Interessant dürfte auch die Zeit sein, in der das Album entstanden ist: 2001 ermordete das Ehepaar Ruda einen bekannten auf brutale Art und Weise. Beide waren Spinner, aber leider Spinner, die mit der schwarzen Szene in Verbindung gebracht wurden. Als Folge wurde medial ein großer Kübel Scheiße über die ganze Szene ausgekippt und deren Mitgliedern von Satanismus über rechte Ideologien so ziemlich alles böse unterstellt, was man finden konnte. Besonders hart hat es an der Stelle :Wumpscut: und Soko Friedhof erwischt, da sich am Fluchtauto bzw. der Wohnungstür der Täter Sticker der beiden Projekte befanden. Während Rudy Ratzinger das Ganze in einem eigenen Song verarbeitete, der eine Art Collage aus den beklopptesten Aussagen aus der Berichterstattung über den Fall war, wurde "Die Geschichte Eines Werwolfs" zumindest mehr oder weniger durch die Geschehnisse beeinflusst, auch wenn bis auf ein kurzes Zitat aus den Nachrichten in einem der Songs nie ganz so direkt auf den Fall eingegangen wird.

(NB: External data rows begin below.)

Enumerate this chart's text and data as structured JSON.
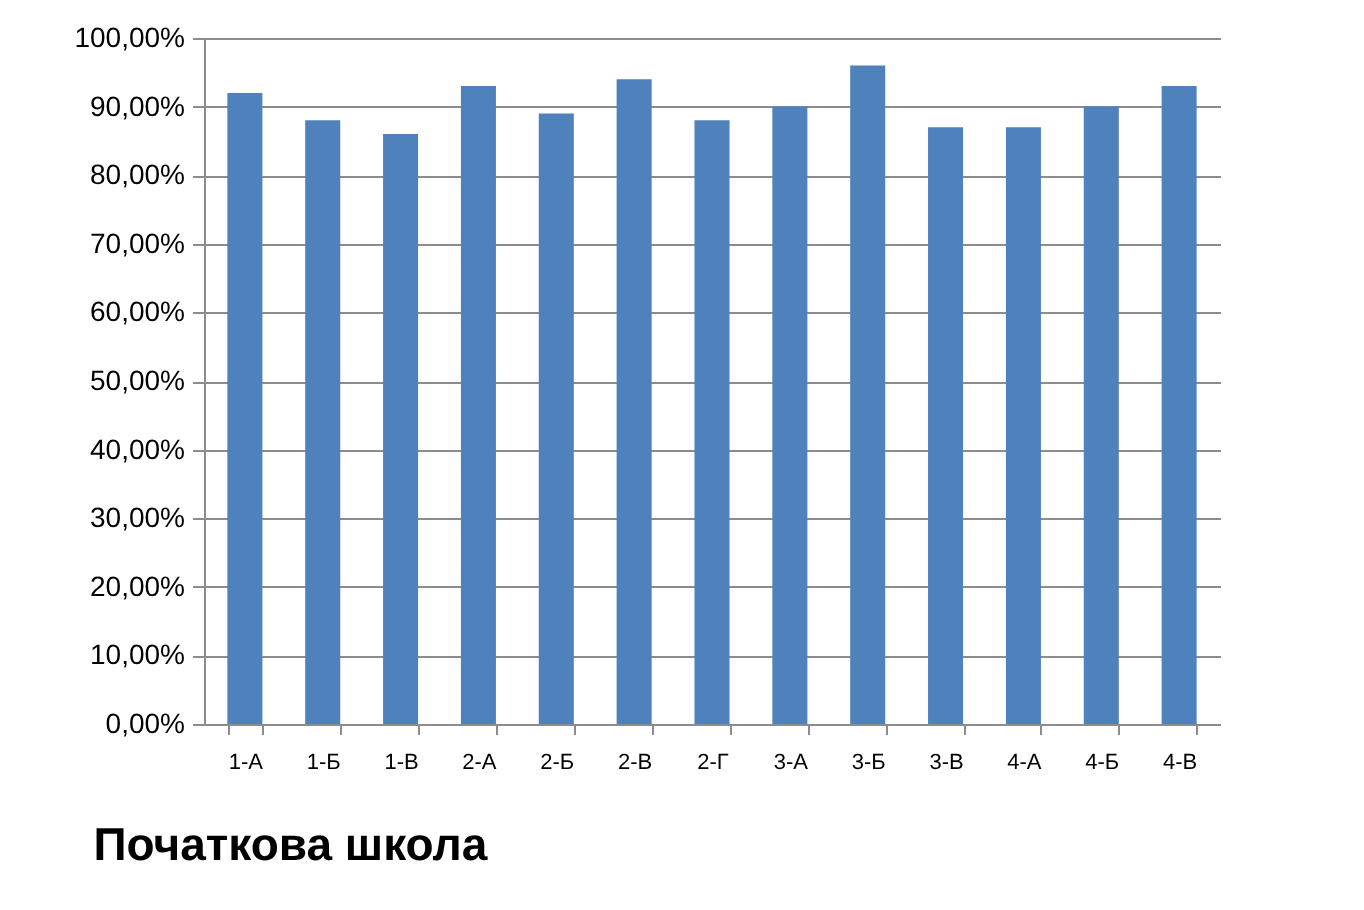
{
  "chart_data": {
    "type": "bar",
    "title": "Початкова школа",
    "categories": [
      "1-А",
      "1-Б",
      "1-В",
      "2-А",
      "2-Б",
      "2-В",
      "2-Г",
      "3-А",
      "3-Б",
      "3-В",
      "4-А",
      "4-Б",
      "4-В"
    ],
    "values": [
      92,
      88,
      86,
      93,
      89,
      94,
      88,
      90,
      96,
      87,
      87,
      90,
      93
    ],
    "color": "#4f81bd",
    "ylim": [
      0,
      100
    ],
    "yticks": [
      {
        "value": 0,
        "label": "0,00%"
      },
      {
        "value": 10,
        "label": "10,00%"
      },
      {
        "value": 20,
        "label": "20,00%"
      },
      {
        "value": 30,
        "label": "30,00%"
      },
      {
        "value": 40,
        "label": "40,00%"
      },
      {
        "value": 50,
        "label": "50,00%"
      },
      {
        "value": 60,
        "label": "60,00%"
      },
      {
        "value": 70,
        "label": "70,00%"
      },
      {
        "value": 80,
        "label": "80,00%"
      },
      {
        "value": 90,
        "label": "90,00%"
      },
      {
        "value": 100,
        "label": "100,00%"
      }
    ],
    "grid": "y"
  }
}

Aber kommen wir mal zum eigentlichen Album, denn da haben wir ein bisschen was vor uns. Ganze 18 Songs warten diesmal auf uns und auch wenn die Songlänge durch viele kürzere Songs und Interludes stark variiert, kommen wir am Ende auf ca. 1 Stunde Laufzeit. Los geht's mit dem Intro "Die Geschichte Eines Werwolfs" und… naja. Ich habe mich ja schon über das Intro von "Im Beichtstuhl Der Begierde" beschwert, aber das hier gibt mir noch weniger. Ich nenne es mal eher "Geräusche" mit einer stark verzerrten Stimme drüber. Ein bisschen cool ist, dass es zwischen den Songs immer mal wieder auftaucht und damit eine Art Themen für das Album bildet, aber es klingt schon ziemlich schrottig. Aber das war ja nur das Intro.

Wesentlich cooler wird es dann direkt mit "Ghosts Of Berlin" - eine unaufgeregte, melancholische Nummer, in der A. Line mit sehr tiefen und dunklen Vocals glänzen kann. Obwohl der Song recht kurz und simpel aufgebaut ist, trifft er bei mir direkt in's Schwarze. Mit dem "Totenkopfmausgedicht" haben wir dann ganz kurz ein wenig dunkle Lyrik, mit der ich wieder etwas weniger anfangen kann (wir hatten ja schon etabliert: ich bin dumm) und nachdem jetzt gerade mal einer von drei Tracks ein Song im engeren Sinne ist, könnte man sich so langsam Sorgen darüber machen, wie viel Musik wirklich in "Die Geschichte Eines Werwolfs" steckt, aber zum Glück wird es ab jetzt etwas melodischer und im Vergleich zu "Im Beichtstuhl Der Begierde" gibt es hier tatsächlich etwas weniger Ambient-Füllmaterial.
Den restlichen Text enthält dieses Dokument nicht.